7.4. Wyspy oświatowe na ziemiach polskich
Polska jako niepodległe państwo, decydujące o swoim losie i o własnym systemie edukacyjnym, w XIX stuleciu nie istniała. O szkolnictwie w poszczególnych zaborach przesądzały racje państw zaborczych, które reprezentowały rozmaite ustroje społeczno-ekonomiczne, rozmaite stopnie rozwoju, różne kultury, religie i różne interesy polityczne. Pod jednym tylko względem działalność obcych rządów była zgodna, a mianowicie zaborcy konsekwentnie dążyli do tłumienia polskich aspiracji politycznych i narodowych, co na płaszczyźnie edukacyjnej wyrażało się w dążeniu do germanizacji bądź rusyfikacji dzieci i narodu polskiego.
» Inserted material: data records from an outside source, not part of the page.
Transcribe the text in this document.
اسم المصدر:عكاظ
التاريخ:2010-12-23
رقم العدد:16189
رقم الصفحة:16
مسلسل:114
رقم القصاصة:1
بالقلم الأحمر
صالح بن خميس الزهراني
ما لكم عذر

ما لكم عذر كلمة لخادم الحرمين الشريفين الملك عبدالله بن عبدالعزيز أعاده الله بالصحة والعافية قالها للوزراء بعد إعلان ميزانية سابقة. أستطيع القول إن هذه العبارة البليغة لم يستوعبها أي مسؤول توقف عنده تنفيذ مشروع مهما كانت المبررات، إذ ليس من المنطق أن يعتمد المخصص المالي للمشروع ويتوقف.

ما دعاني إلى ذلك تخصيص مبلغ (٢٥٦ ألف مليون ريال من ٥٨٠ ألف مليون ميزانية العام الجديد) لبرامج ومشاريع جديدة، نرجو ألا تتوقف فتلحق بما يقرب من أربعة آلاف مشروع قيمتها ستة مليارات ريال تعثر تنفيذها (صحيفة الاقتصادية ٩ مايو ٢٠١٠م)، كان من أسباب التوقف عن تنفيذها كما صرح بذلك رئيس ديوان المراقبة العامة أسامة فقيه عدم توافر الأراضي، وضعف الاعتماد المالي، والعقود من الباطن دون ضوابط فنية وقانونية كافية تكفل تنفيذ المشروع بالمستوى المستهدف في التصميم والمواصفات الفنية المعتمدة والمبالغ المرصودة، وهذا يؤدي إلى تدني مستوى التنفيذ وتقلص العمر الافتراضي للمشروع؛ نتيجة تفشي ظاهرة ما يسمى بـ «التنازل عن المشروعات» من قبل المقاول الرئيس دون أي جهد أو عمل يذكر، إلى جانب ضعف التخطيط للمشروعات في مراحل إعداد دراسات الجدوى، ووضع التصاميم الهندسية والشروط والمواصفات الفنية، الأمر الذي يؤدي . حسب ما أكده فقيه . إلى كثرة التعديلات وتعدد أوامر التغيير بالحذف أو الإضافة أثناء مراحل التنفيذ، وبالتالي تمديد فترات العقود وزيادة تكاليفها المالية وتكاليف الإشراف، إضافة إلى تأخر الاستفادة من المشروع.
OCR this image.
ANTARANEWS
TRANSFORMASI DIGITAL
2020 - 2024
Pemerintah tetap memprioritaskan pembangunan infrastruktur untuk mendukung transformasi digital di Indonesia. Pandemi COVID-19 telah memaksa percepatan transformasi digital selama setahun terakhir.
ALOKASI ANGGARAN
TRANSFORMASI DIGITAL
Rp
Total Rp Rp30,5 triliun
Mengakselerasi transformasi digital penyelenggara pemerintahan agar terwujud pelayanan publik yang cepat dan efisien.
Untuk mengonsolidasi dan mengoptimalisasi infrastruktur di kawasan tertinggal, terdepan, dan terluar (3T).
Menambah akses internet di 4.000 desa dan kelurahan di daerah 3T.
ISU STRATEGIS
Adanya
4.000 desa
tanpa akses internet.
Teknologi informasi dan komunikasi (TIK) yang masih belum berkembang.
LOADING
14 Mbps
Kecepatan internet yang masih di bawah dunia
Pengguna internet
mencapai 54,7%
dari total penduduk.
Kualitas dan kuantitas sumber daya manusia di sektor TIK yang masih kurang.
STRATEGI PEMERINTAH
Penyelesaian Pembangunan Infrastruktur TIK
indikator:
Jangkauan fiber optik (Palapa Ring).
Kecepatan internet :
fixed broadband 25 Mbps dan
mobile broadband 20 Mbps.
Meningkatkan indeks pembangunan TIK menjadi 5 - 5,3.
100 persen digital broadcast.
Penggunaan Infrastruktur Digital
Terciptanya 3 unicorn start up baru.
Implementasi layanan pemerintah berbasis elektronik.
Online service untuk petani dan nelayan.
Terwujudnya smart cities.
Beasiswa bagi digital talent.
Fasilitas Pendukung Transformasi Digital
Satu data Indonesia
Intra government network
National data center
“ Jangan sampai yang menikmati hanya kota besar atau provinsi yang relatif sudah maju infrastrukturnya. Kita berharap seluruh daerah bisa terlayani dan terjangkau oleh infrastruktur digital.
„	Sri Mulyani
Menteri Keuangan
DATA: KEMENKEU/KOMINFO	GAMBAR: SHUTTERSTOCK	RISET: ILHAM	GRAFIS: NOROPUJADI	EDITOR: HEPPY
Wszelka więc rodzima i demokratyczna myśl pedagogiczna i działalność oświatowa na ziemiach polskich w XIX w. musiała walczyć z jednej strony z rodzimymi żywiołami konserwatywnymi, zwłaszcza klerykalno-ziemiańskimi; a z drugiej - z naporem obcym, zmierzającym do likwidacji, wynarodowienia lub osłabienia żywotnych sił narodu polskiego. Kiedy tylko jednak pojawiały się pewne możliwości samodzielnych inicjatyw oświatowych lub nadzieje na powodzenie walki z naporem obcym, takie wysiłki były podejmowane.
7.4.1. Zabór rosyjski
Na przełomie wieków zaznaczyła się piękna i skuteczna działalność oświatowa w Okręgu Szkolnym Wileńskim, któremu też podlegały Wołyń i Podole. Kuratorem Okręgu był Adam Jerzy Czartoryski. Był w bliskich stosunkach z carem Aleksandrem I: pełnił urząd ministra w rosyjskim rządzie i współdziałał w reformowaniu rosyjskiego szkolnictwa, o czym wspominaliśmy wcześniej. Działał w duchu Komisji Edukacji Narodowej. Doprowadził do świetnego rozwoju uniwersytet wileński, któremu też powierzył nadzór i opiekę nad szkołami w Okręgu. Uniwersytet zgromadził świetnych profesorów (Jan i Jędrzej Śniadeccy, Euzebiusz Słowacki, Joachim Lelewel i inni, w tym także cudzoziemcy) i zasłynął z badań naukowych ,oraz organizacji życia kulturalnego. W pamięci wszystkich Polaków utrwaliła się historia związków filomackich i filareckich oraz nazwiska takich studentów, jak Adam Mickiewicz, Tomasz Zań, Jan Czeczot, Juliusz Słowacki i wielu innych.
Zastępca kuratora wileńskiego na Wołyń i Podole Tadeusz Czacki (1765-1813), który miał doświadczonego doradcę w osobie Hugona Kołłątaja (działacza KEN), założył m.in. w Krzemieńcu w 1805 r. świetną uczelnię średnią, nazwaną później (od 1819 r.) Liceum Krzemienieckim. Miało ono takie kierunki kształcenia, jak: filologiczny, matematyczny i prawny, a nawet kursy lekarskie i mechaniczne.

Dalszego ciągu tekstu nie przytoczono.